その後の続編で進化し続け、常に我々を驚かせてくれた「バーチャファイター」シリーズは、本作でもやはり確実に、そして格段に進化を遂げている。各キャラのデモ画面における表情の豊かさ、毛穴まで見えそうなほどに描き込まれたディテール、そしてプレイ画面における髪の動き、服の動き、肌の光沢や汗の表現などは、1世代前の「VF4」と比べても隔世の感があるほどだ。仮に続編が進んでいくとして「バーチャファイター10」くらいになると完全に架空の人間としてビジュアルが完成してしまうのではないかと思うほどに、そのリアルさは徹底的に追求されている。
また、そのリアルなビジュアルを支えているのがプレイステーション3という次世代機そのものだろう。本作をプレイしてみると「この描画クオリティはプレイステーション2なら確かに不可能だよなあ」と思うことが何度もあった。家の中でこれだけのクオリティのゲームが遊べることを素直に喜びたい。今後の格闘ゲームは本作よりも更に描画の細かいものが出てくるのかと思うとわくわくしてしまうくらいだ。
ファンなら気になるのが「アーケードからの移植度はどうか」という点だと思うが、筆者の感覚で言わせてもらえば「申し分ない移植度」だと言える。AC版「VF5」の腕前は中級者の毛が抜けた(“毛が生えた”の逆の表現としてご理解いただきたい)くらいではあるが、根っからのウルフ好きな筆者は、とにかくウルフで色々な技を検証してみた。結果としてはアーケードと同じ感覚で技が出せるしモーションの劣化らしきものもほとんど感じられなかった。プレイ感も全く損なわれていない。
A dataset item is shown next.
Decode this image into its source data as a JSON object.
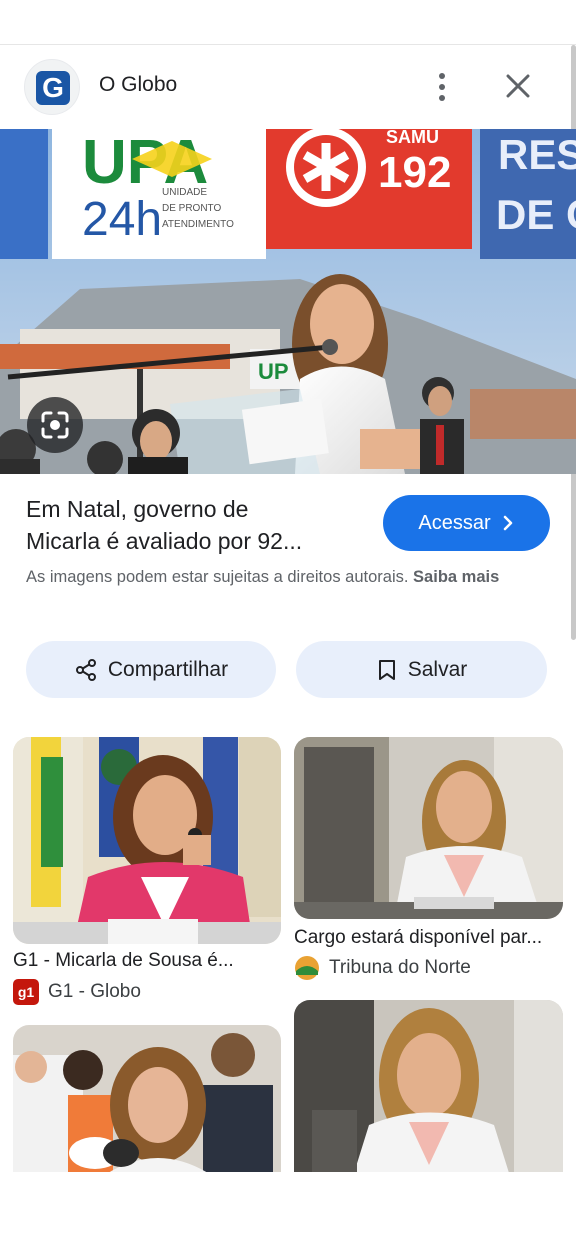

移植作としては及第点だと言って差し支えないだろう。
ただ、純正コントローラでの操作感覚がアーケードでの操作感覚と異なる点は、「VF」シリーズ共通の悩ましいところだ。特にアーケードにおけるスティックをグリッと半回転もしくは1回転近く回すような操作、パンチ、キック、ガードの3ボタンを同時に押すような操作などは、純正コントローラでは非常にやりにくい。コントローラ設定でLボタンやRボタンにパンチ+キック+ガードを割り振るなどして少しでもやりやすくする、という手はあるが、やはりアーケードの操作性を再現したいのならば「バーチャスティック ハイグレード」などの周辺機器を使用するべきだろう。